À titre principal, Monsieur [I] [L] accepte la résolution de la vente mais s’oppose à la demande de dommages et intérêts formée à son encontre. Il indique avoir été de bonne foi lors de la conclusion de la vente dans la mesure où il est un simple particulier et qu’il a remis à l’acquéreur un procès-verbal de contrôle technique faisant mention uniquement de défaillances mineures.
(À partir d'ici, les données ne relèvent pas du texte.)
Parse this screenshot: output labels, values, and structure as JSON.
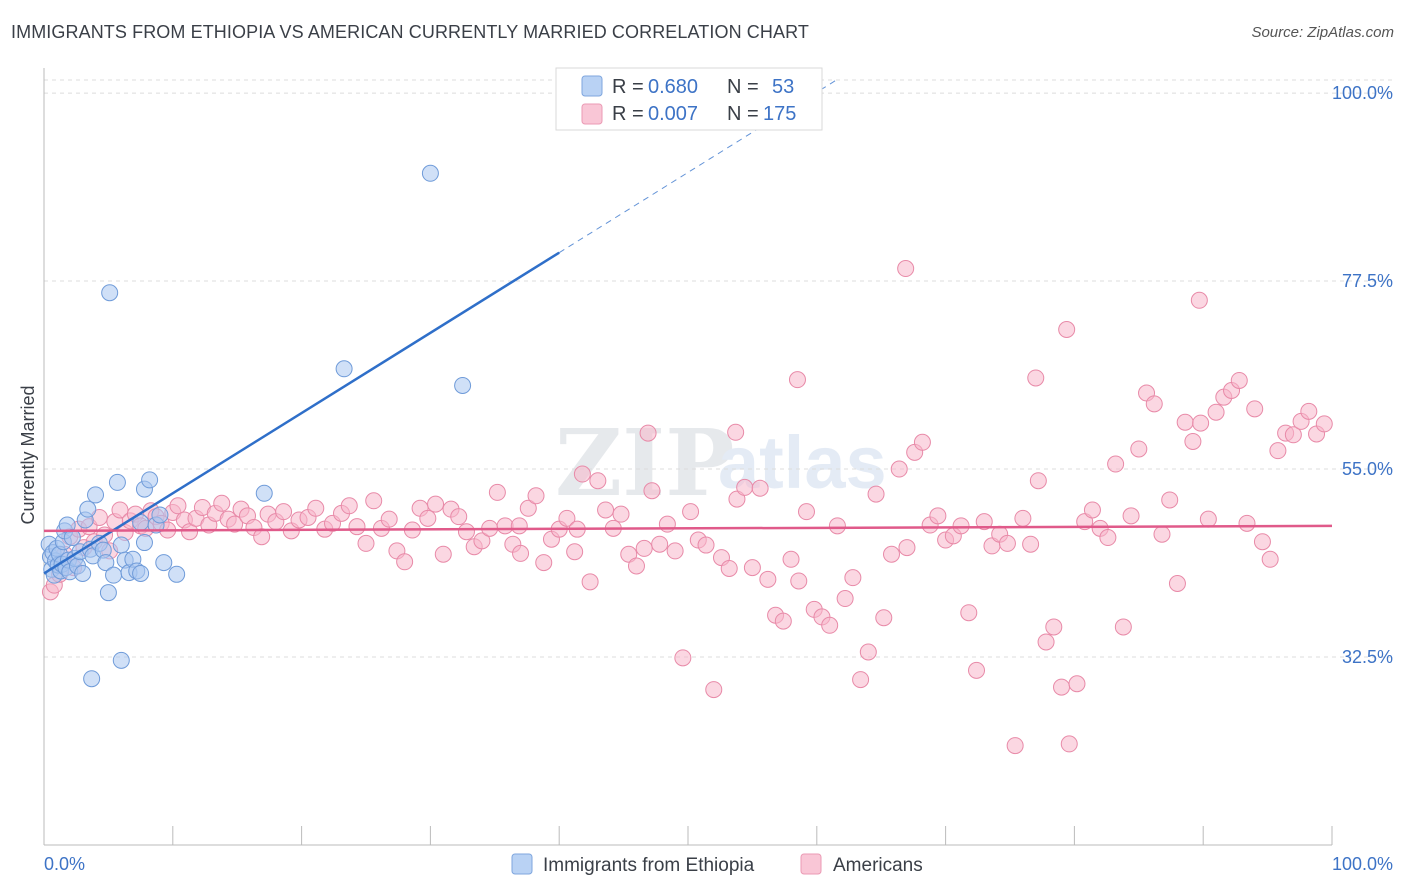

Il précise n’avoir aucune compétence technique et mécanique en la matière et ajoute avoir réalisé de simples aménagements à partir de pièces achetées par le biais d’une entreprise individuelle crée par lui uniquement pour lui permettre d’obtenir les avantages financiers réservés aux professionnels. En tout état de cause, dans la mesure où la carte grise du véhicule comportait la mention « Ambulance », il estime que l’acquéreur avait connaissance de la situation du véhicule acquis. À titre subsidiaire, si la juridiction venait à le condamner au paiement de dommages et intérêts, le concluant entend être relevé et garanti par la société Accept Auto qui a établi le procès-verbal de contrôle technique remis lors de la vente. Il fait valoir que les aménagements avaient déjà été réalisés lorsque le contrôle technique du véhicule litigieux a été réalisé, de sorte que la société aurait dû déceler les anomalies majeures constatées par l’expert judiciaire. À titre plus subsidiaire, s’il ne s’oppose pas à l’indemnisation des frais de carte grise et des frais d’expertise, il conteste la réalité des préjudices allégués s’agissant des frais d’assurance, des frais de gardiennage et du préjudice de jouissance.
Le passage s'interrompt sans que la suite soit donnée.